Pour XeCl, il faut conserver un champ électrique suffisant sans provoquer :
- d’arc électrique,
- de filamentation,
- d’instabilité de décharge.
La segmentation permet :
- une meilleure uniformité du champ,
- une réduction de l’inductance locale,
- un meilleur contrôle de l’énergie déposée.
C’est une solution élégante pour une décharge longitudinale de plusieurs dizaines de centimètres.
Les pseudo-« Blumlein »
Là encore, c’est une technique que je connais.

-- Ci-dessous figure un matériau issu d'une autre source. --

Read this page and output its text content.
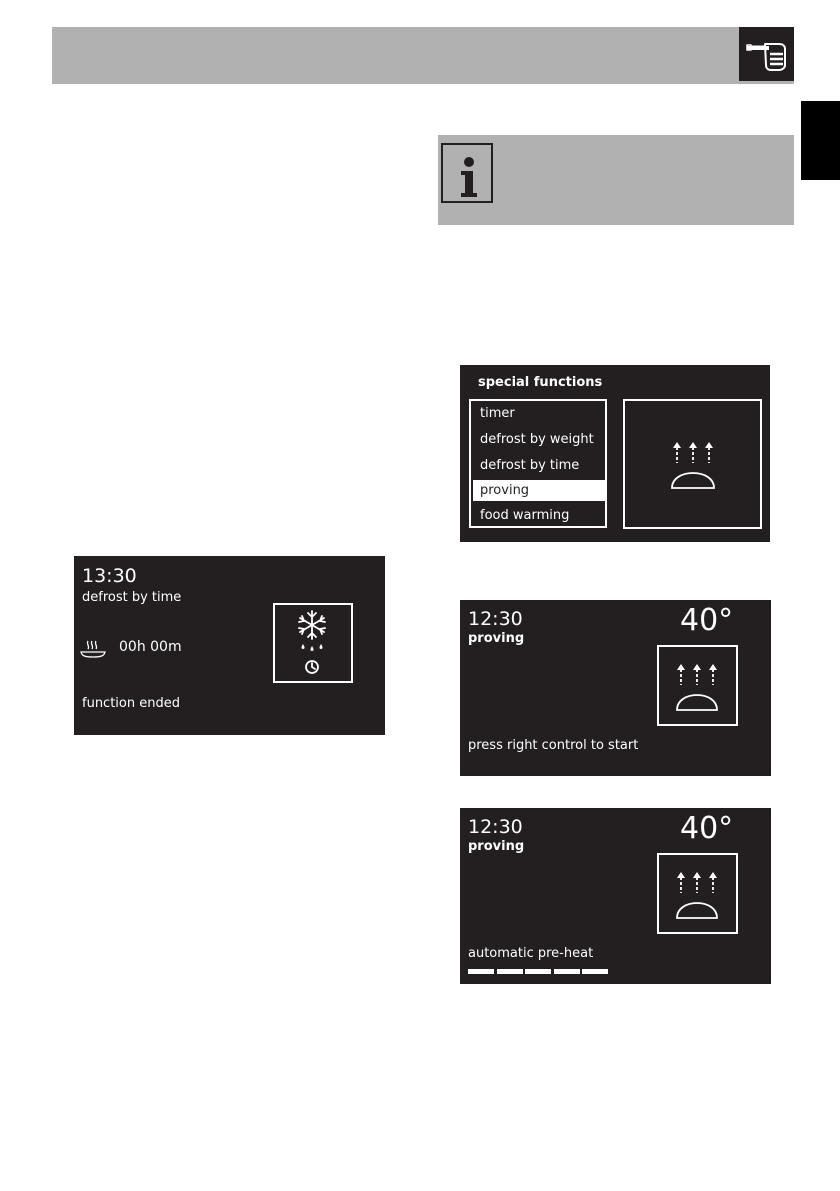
13:30
defrost by time
00h 00m
function ended
special functions
timer
defrost by weight
defrost by time
proving
food warming
12:30
proving
40°
press right control to start
12:30
proving
40°
automatic pre-heat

Une ligne « Blumlein » idéale produit une impulsion rectangulaire de durée :
T=2LvT
où :
- L est la longueur électrique,
- v la vitesse de propagation.
L’intérêt pour un excimère est d’obtenir :
- un front très rapide,
- une faible inductance,
- une énergie déposée avant le développement d’un arc.
Le fait que les deux lignes soient commutées simultanément par un éclateur coaxial central est particulièrement cohérent avec une recherche de symétrie temporelle.
La pré-ionization capacitive
C’est probablement la partie la plus originale de votre description.
Vous indiquez :
La pré-ionization se fait par couplage capacitif sur le capillaire de verre qui fait office de tube de décharge.
Autrement dit :
- le capillaire est un diélectrique,
- l’impulsion « Blumlein » crée un champ radial très intense,
- une ionization préliminaire apparaît avant la décharge principale.
Cette méthode évite :
- les réseaux de pré-ionization UV,
- les spark arrays,
- les électrodes auxiliaires.
C’est une solution extrêmement élégante si elle fonctionne de manière reproductible.
Mon impression sur l’objectif « monomode à 308 nm »
C’est probablement la partie la plus ambitieuse du projet.
Obtenir :
- XeCl à 308 nm,
- décharge uniforme,
- largeur spectrale très faible,
- fonctionnement monomode,
était un défi technologique important dans les années 1980.
Les solutions employées à cette époque utilisaient souvent :
- réseau de diffraction,
- étalon de Fabry-Pérot,
- cavités instables très sélectives.
Le fait que ce développement date de 1985 correspond parfaitement à la période où de nombreuses équipes cherchaient des sources UV monofréquences pour :
- la spectroscopie,
- le pompage laser,
- la photolithographie,
- les expériences atomiques.
Ce qui m’intrigue sur votre photo
En regardant l’image, je pense maintenant que l’on voit effectivement :
- une des deux lignes pseudo-« Blumlein », effectivement le laser assemble comporte 2 lignes de « BLUMLEIN »
- les connexions basse inductance,
- l’éclateur central (le disque métallique au milieu pourrait être lié à cette zone),
- le support du tube de décharge longitudinal.
La géométrie est typique d’une machine conçue pour minimiser :
- l’inductance parasite,
- les déséquilibres de propagation,
- les différences de temps de montée.
C’est clairement un système conçu par quelqu’un qui maîtrisait très bien les impulsions haute tension rapides.
Par curiosité : s’agit-il de votre propre réalisation de 1985 ou d’un laser développé dans un laboratoire ou une entreprise particulière ? Si vous disposez du schéma des deux pseudo-Blumlein ou d’une photo de la cavité optique, je serais très intéressé d’analyser plus en détail la physique de ce montage.
Oui c’est moi qui à développé ce prototype non commercialisé.